Let’s celebrate that we are parents, in an enlightened era. Let’s support and help each other, with opens hearts and minds. Let’s get through this craziness together. Let’s not freak out if we are standing too close, not close enough, not doing this, doing too much of that. We are all doing are best.


The benefits of togetherness

There’s a corporate team building activity that focuses on a bushfire scenario. Participants are asked what items/tasks are important to save the house and to put them in order of use, individually. Individuals then join a group and compile a group list. Lots of learnings about negotiation and agreement occur, BUT, when the correct answer is revealed, it shows that the group answers tend to be right, and the individual answers are not as accurate.

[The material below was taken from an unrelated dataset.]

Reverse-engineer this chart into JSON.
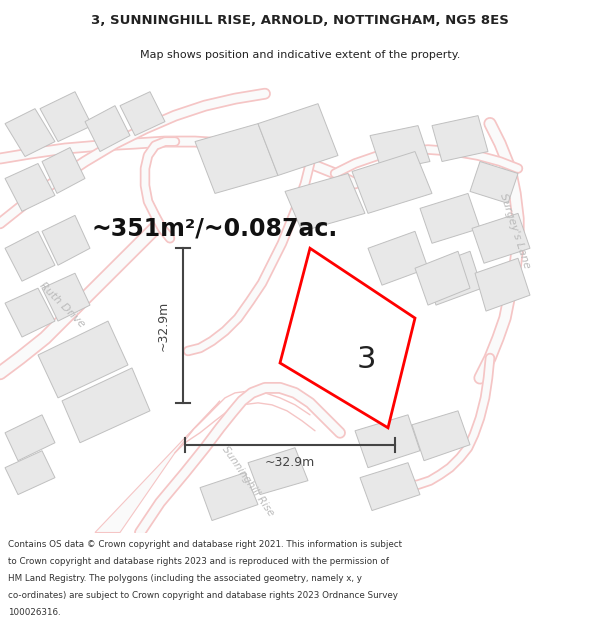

Together, we achieve more. Last week in Buffalo NY, USA, BALLE, the organisation setting up business groups who promote local economies, held a conference.

A key theme was prosperity for all. How can we work together to create the sort of communities we are want to live in, and that are economically sustainable? Watch the video here. It sounds awesome (and a bit like new, grown up hippyism!) but there is compelling evidence behind working together to create better business, better communities and better outcomes, as the host city itself shows:

A few short years ago the city was struggling. Long standing area manufacturers had turned their gaze globally and simply abandoned the city. In an instant, Buffalo went from having one of the highest factory wages in the country to being one of country’s poorest cities.

Enter a small group of residents and neighbors who decided to dig-in and address local needs with their own solutions. Seemingly overnight organizations took action—organizations like Grassroots Gardens, the Partnership for the Public Good, PUSH Buffalo, the Coalition for Economic Justice, the Clean Air Coalition, GO Bike Buffalo, and Buffalo Carshare and the city simply hasn’t been the same—in fact it is in the midst of a Localist renaissance. An article in The Economist recently declared Buffalo, officially, “back in business” and it is undeniable that localists played a key role in the city’s rebirth. In 2006 the BALLE network, Buffalo First, began raising awareness about turning inward to overcome local economic challenges.

Buffalo First used localism to fix a broken economy—they focused on strengthening the locally-owned businesses that made Buffalo great in the first place. They launched a “Think Local First” campaign encouraging people to grow and buy local produce, to support local independent businesses and artisans, and to seek out socially responsible businesses. This message resonated with folks so much that, at times, is was nearly impossible to drive down a Main Street without seeing Buffalo First’s signature blue and white “Buy Local” poster in a shop window. Buffalo gets Localism.